Stop Overbuilding Your Data Stack
Vol. 14: Forget “enterprise” overkill — this 5-tool setup gets you clarity fast, without the drama.
Welcome back to The Datapreneur — the newsletter where we stop overbuilding, start focusing, and turn data into decisions that actually move the business forward.
This week’s issue is for anyone who’s ever sat in a meeting where the stack looked impressive, the invoices were massive… but the team still couldn’t answer a simple question like
“Are we on track?”
Because here’s the truth: most businesses don’t need fifteen tools and a seven-figure contract. They need a setup that’s light, fast, and “good enough” for 80% of the decisions.
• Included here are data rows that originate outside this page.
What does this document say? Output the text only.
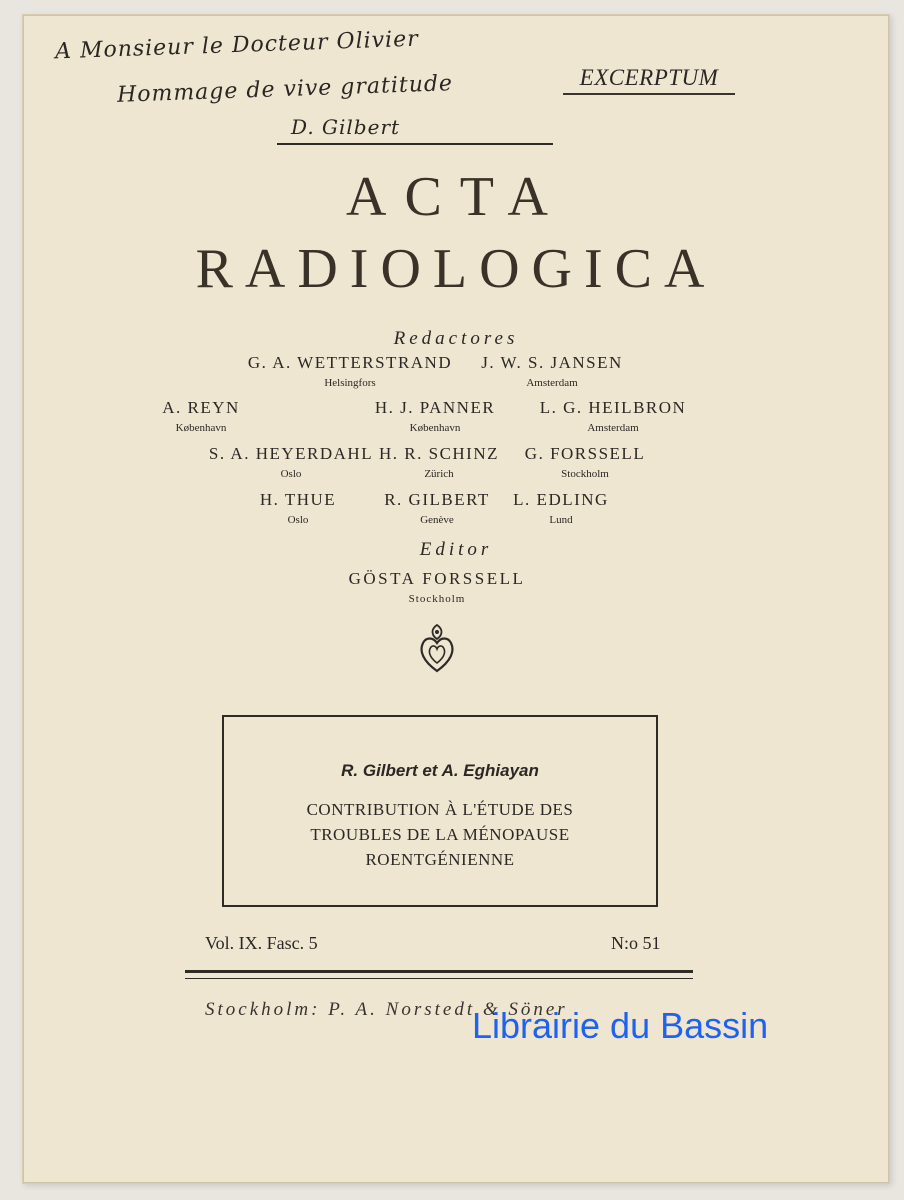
A Monsieur le Docteur Olivier
Hommage de vive gratitude
D. Gilbert
EXCERPTUM
ACTA
RADIOLOGICA
Redactores
G. A. WETTERSTRAND
Helsingfors
J. W. S. JANSEN
Amsterdam
A. REYN
København
H. J. PANNER
København
L. G. HEILBRON
Amsterdam
S. A. HEYERDAHL
Oslo
H. R. SCHINZ
Zürich
G. FORSSELL
Stockholm
H. THUE
Oslo
R. GILBERT
Genève
L. EDLING
Lund
Editor
GÖSTA FORSSELL
Stockholm
R. Gilbert et A. Eghiayan
CONTRIBUTION À L'ÉTUDE DES
TROUBLES DE LA MÉNOPAUSE
ROENTGÉNIENNE
Vol. IX. Fasc. 5	N:o 51
Stockholm: P. A. Norstedt & Söner
Librairie du Bassin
In 2025, clarity beats complexity — and I’ll show you the exact five tools I’d use to get there.
TL;DR
Most businesses don’t need a heavyweight enterprise stack.
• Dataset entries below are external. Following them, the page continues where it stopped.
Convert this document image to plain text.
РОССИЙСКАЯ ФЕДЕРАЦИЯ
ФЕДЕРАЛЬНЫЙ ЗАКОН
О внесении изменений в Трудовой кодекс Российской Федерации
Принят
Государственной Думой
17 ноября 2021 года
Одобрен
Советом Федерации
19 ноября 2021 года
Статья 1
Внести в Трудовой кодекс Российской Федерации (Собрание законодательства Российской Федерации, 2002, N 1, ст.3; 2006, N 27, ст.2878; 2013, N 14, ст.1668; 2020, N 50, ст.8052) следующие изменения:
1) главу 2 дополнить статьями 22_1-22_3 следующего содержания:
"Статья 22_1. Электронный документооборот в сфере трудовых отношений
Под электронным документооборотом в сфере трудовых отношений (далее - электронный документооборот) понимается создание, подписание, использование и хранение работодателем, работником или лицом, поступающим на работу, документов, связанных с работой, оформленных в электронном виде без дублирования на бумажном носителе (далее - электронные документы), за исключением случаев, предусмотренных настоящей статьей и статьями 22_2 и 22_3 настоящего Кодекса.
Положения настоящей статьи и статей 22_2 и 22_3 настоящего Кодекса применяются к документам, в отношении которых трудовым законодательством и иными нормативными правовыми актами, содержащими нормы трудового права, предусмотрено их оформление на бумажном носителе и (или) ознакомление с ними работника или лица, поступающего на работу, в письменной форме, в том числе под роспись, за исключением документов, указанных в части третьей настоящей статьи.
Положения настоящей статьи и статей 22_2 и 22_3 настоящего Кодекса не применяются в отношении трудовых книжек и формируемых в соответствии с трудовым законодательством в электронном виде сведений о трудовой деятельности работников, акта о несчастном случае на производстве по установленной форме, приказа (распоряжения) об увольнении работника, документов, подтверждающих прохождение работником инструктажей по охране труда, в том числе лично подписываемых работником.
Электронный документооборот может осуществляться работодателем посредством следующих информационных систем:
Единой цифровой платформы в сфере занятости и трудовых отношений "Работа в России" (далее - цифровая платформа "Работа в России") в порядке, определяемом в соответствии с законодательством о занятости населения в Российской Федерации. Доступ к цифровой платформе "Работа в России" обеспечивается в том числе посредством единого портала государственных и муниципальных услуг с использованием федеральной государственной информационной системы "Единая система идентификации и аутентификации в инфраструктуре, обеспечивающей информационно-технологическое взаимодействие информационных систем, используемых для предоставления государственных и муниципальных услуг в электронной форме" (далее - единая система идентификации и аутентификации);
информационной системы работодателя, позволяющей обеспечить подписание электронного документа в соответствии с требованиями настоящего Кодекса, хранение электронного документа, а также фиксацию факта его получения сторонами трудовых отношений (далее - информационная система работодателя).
They need something quick to set up, simple to maintain, and strong enough to answer 80% of their weekly business questions.
My 2025 recipe:
→ BigQuery as the warehouse,
→ Fivetran or Airbyte for ingestion,
→ Dataform for transformations,
→ Looker Studio for BI,
→ and Airflow only when orchestration truly matters.
Clarity comes first; everything else can wait.
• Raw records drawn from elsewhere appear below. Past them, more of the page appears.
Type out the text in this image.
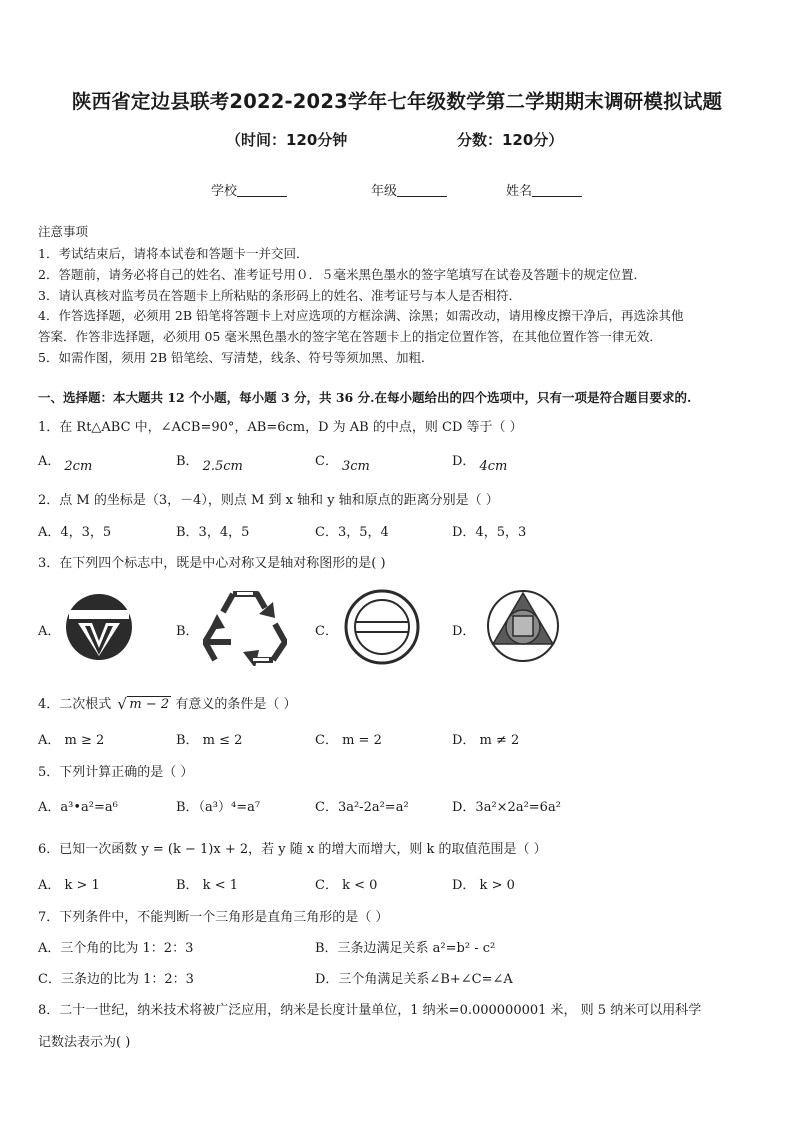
陕西省定边县联考2022-2023学年七年级数学第二学期期末调研模拟试题
（时间：120分钟	分数：120分）
学校	年级	姓名
注意事项
1．考试结束后，请将本试卷和答题卡一并交回．
2．答题前，请务必将自己的姓名、准考证号用０．５毫米黑色墨水的签字笔填写在试卷及答题卡的规定位置．
3．请认真核对监考员在答题卡上所粘贴的条形码上的姓名、准考证号与本人是否相符．
4．作答选择题，必须用 2B 铅笔将答题卡上对应选项的方框涂满、涂黑；如需改动，请用橡皮擦干净后，再选涂其他
答案．作答非选择题，必须用 05 毫米黑色墨水的签字笔在答题卡上的指定位置作答，在其他位置作答一律无效．
5．如需作图，须用 2B 铅笔绘、写清楚，线条、符号等须加黑、加粗．
一、选择题：本大题共 12 个小题，每小题 3 分，共 36 分.在每小题给出的四个选项中，只有一项是符合题目要求的.
1．在 Rt△ABC 中，∠ACB=90°，AB=6cm，D 为 AB 的中点，则 CD 等于（ ）
A． 2cm	B． 2.5cm	C． 3cm	D． 4cm
2．点 M 的坐标是（3，－4），则点 M 到 x 轴和 y 轴和原点的距离分别是（ ）
A．4，3，5	B．3，4，5	C．3，5，4	D．4，5，3
3．在下列四个标志中，既是中心对称又是轴对称图形的是( )
A．	B．	C．	D．
4．二次根式 √ m − 2 有意义的条件是（ ）
A． m ≥ 2	B． m ≤ 2	C． m = 2	D． m ≠ 2
5．下列计算正确的是（ ）
A．a³•a²=a⁶	B．（a³）⁴=a⁷	C．3a²-2a²=a²	D．3a²×2a²=6a²
6．已知一次函数 y = (k − 1)x + 2，若 y 随 x 的增大而增大，则 k 的取值范围是（ ）
A． k > 1	B． k < 1	C． k < 0	D． k > 0
7．下列条件中，不能判断一个三角形是直角三角形的是（ ）
A．三个角的比为 1：2：3	B．三条边满足关系 a²=b² - c²
C．三条边的比为 1：2：3	D．三个角满足关系∠B+∠C=∠A
8．二十一世纪，纳米技术将被广泛应用，纳米是长度计量单位，1 纳米=0.000000001 米， 则 5 纳米可以用科学
记数法表示为( )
The question that never goes away
If I had a dollar for every time someone asked me what stack I’d use if I had to build from scratch today, I’d probably have enough to cover a year of Snowflake.
The funny part is, most people don’t need anything close to Snowflake.
What most companies need is not an “enterprise” stack with fifteen tools and seven-figure contracts.
They need a lean, durable setup that can stand up in a week, cost little to run, and provide trustworthy numbers for the handful of decisions that matter.
As Slawomir put it in one of our conversations recently,
“It’s soo easy to have an overkill solution with multiple tools.
More than 90% of businesses have data of the size that would fit a single instance.
You don’t need to spend millions or overcomplicate.”
So let’s talk about the five tools I’d actually use to launch a modern stack in 2025.
The 5 tools
1. Warehouse
At the core, I’d anchor everything in Google BigQuery. It’s serverless, elastic, and SQL-first, which means no infra babysitting and no upfront sizing exercises.
You pay only for what you query and store, and if you need cheap object storage for logs or raw files, Cloud Storage integrates seamlessly.
One analytics project, a dataset per domain, a raw layer and a modeled layer — that’s all it takes to stay clean.
2. Ingestion
For ingestion, I’d pick Fivetran or Airbyte. Both save you from the time sink of writing connectors.
Fivetran is fast, low-maintenance, and great to start with, though it can get expensive at scale.
Airbyte, whether open source or Cloud, gives more flexibility and cost control if you want to self-host.
Either way, the goal is to stop wasting months on plumbing.
3. Transformations
Dataform is the path of least resistance if you’re on GCP.
It handles versioned SQL models, dependencies, tests, and scheduling without friction.
If you’re already in another ecosystem, dbt Core or SQLMesh are strong contenders.
But I stay away from dbt Cloud in the early stage — the costs and lock-in outweigh the benefits.
My principle here is simple: keep transformations close to the warehouse, and keep them in SQL until you truly need Python.
4. BI
I’d start with Looker Studio.
It’s free, quick to set up, and “good enough” for 80% of stakeholder views — exec summaries, weekly performance reports, or quick channel explorations.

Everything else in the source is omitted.